Luis Rademacher: Research overview

Curriculum vitae

A more detailed research statement

Introduction

This page gives an overview of my research in the last few years. The overview includes links to representative publications and a brief commentary on them.

My research interests are in theoretical computer science and some related areas, from pure mathematics to applications. I am primarily interested in the foundations of data science and artificial intelligence and this has lead to a focus on problems in convex geometry, machine learning, matrix computations and optimization. The papers below illustrate my work on asymptotic geometric analysis, random polytopes and the slicing problem [1,2], expander graphs and graph sparsification [3], low rank matrix approximation [4], and efficient high dimensional statistical inference [5,6].

Selected Papers

  1. On the monotonicity of the expected volume of a random simplex.
    Mathematika, 2012.

    Motivated by the slicing problem in asymptotic geometric analysis, this paper solved the following (formerly open) problem: Suppose that a d-dimensional convex body K is contained in another convex body L. Let a random simplex be the convex hull of \(d+1\) points from a given domain. Is it true that the expected volume of a random simplex from \(K\) is smaller than the expected volume of a random simplex from \(L\)? The paper shows that the answer is dimension-dependent: no for \(d\geq 4\) and yes for \(d \leq 2 \) (and gives evidence that the answer is no for \(d=3\)).

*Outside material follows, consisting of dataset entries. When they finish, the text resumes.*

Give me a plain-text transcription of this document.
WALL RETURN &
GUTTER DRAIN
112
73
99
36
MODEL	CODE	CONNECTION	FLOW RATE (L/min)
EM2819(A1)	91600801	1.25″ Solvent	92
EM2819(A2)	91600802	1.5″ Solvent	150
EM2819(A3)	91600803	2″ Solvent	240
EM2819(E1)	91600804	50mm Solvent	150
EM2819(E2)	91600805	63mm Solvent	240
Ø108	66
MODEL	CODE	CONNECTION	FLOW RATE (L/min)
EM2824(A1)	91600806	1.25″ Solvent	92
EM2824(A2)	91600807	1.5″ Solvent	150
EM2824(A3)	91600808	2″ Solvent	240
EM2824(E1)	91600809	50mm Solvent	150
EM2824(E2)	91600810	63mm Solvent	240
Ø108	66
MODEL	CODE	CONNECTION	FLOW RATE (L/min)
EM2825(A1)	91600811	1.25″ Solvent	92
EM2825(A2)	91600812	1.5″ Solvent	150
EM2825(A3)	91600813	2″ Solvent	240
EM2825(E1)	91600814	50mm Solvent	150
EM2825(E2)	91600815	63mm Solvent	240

  2. A simplicial polytope that maximizes the isotropic constant must be a simplex.
    Mathematika, 2015.

  3. This paper is also motivated by the slicing problem mentioned above. One formulation of the problem is the following: For a \(d\)-dimensional convex body \(K\), define the isotropic constant by \( L_K^{2d} = \det(A(K))/(\mathrm{vol}(K))^2\), where \(A(K)\) is the covariance matrix of the uniform distribution on \(K\). The slicing problem asks whether there is a universal constant upper bound to \(L_K\). This paper studies the structure of maximizers of the isotropic constant. It shows that a simplicial polytope that maximizes the isotropic constant can only be a simplex. This gives support to the known conjecture that the maximizer over all convex bodies is indeed the simplex.

  4. Expanders via random spanning trees. (with Alan Frieze, Navin Goyal, Santosh Vempala)
    SIAM Journal on Computing, 2014.

    This paper shows that the union of two random spanning trees from the complete graph is an expander graph. It also studies systematically graph sparsification properties of the union of random spanning trees for bounded degree graphs. Similar results are proven for the closely related model of a random subgraph where every node picks a random incident edge.
     
  5. Efficient volume sampling for row/column subset selection. (with Amit Deshpande)
    FOCS 2010.

    This paper studies the problem of approximating a matrix by another matrix whose rows lie in the span of a few rows of the original matrix. To this end it introduces an efficient randomized algorithm with optimal approximation guarantees. Somewhat unexpectedly, it efficiently derandomizes the algorithm via the method of conditional expectations. A fast version of the algorithm is described using random projections.
     
  6. Heavy-tailed Independent Component Analysis. (with Joseph Anderson, Anupama Nandi, Navin Goyal)
    FOCS 2015.

    This paper introduces the first (as far as I know) algorithmic use of the centroid body, a convex body, going back to the work of Petty in convex geometry, that one can associate to any multivariate distribution with finite first moment. This body can play the role of the covariance matrix for some applications to data analysis with heavy-tails, such as financial data. In this paper, the centroid body is used to provide a provably correct algorithm for a standard problem, Independent Component Analysis (ICA), previously not known to be efficiently solvable without higher moments. The proposed ideas are not just of theoretical interest: the companion paper "Heavy-tailed analogues of the covariance matrix for ICA" discusses a  practical implementation of them that outperforms the best previously known algorithms in many heavy-tailed regimes.

  7. The more, the merrier: the blessing of dimensionality for learning large Gaussian mixtures. (with Joseph Anderson, Mikhail Belkin, Navin Goyal, James Voss)
    COLT 2014.

    This paper shows a somewhat unusual "blessing of dimensionality" for a high-dimensional statistical inference problem. This problem is the estimation of parameters of a high-dimensional Gaussian Mixture Model: a weighted sum of Gaussian densities. The paper shows an efficient algorithm to estimate the means and weights when the covariances are identical and known, assuming that a certain conditioning parameter of the mixture is well-behaved. It also shows that the conditioning parameter is generically well-behaved, in the smoothed analysis sense. Finally, it completes the picture of the "blessing of dimensionality " by showing that no such generic efficiency is possible in low dimension.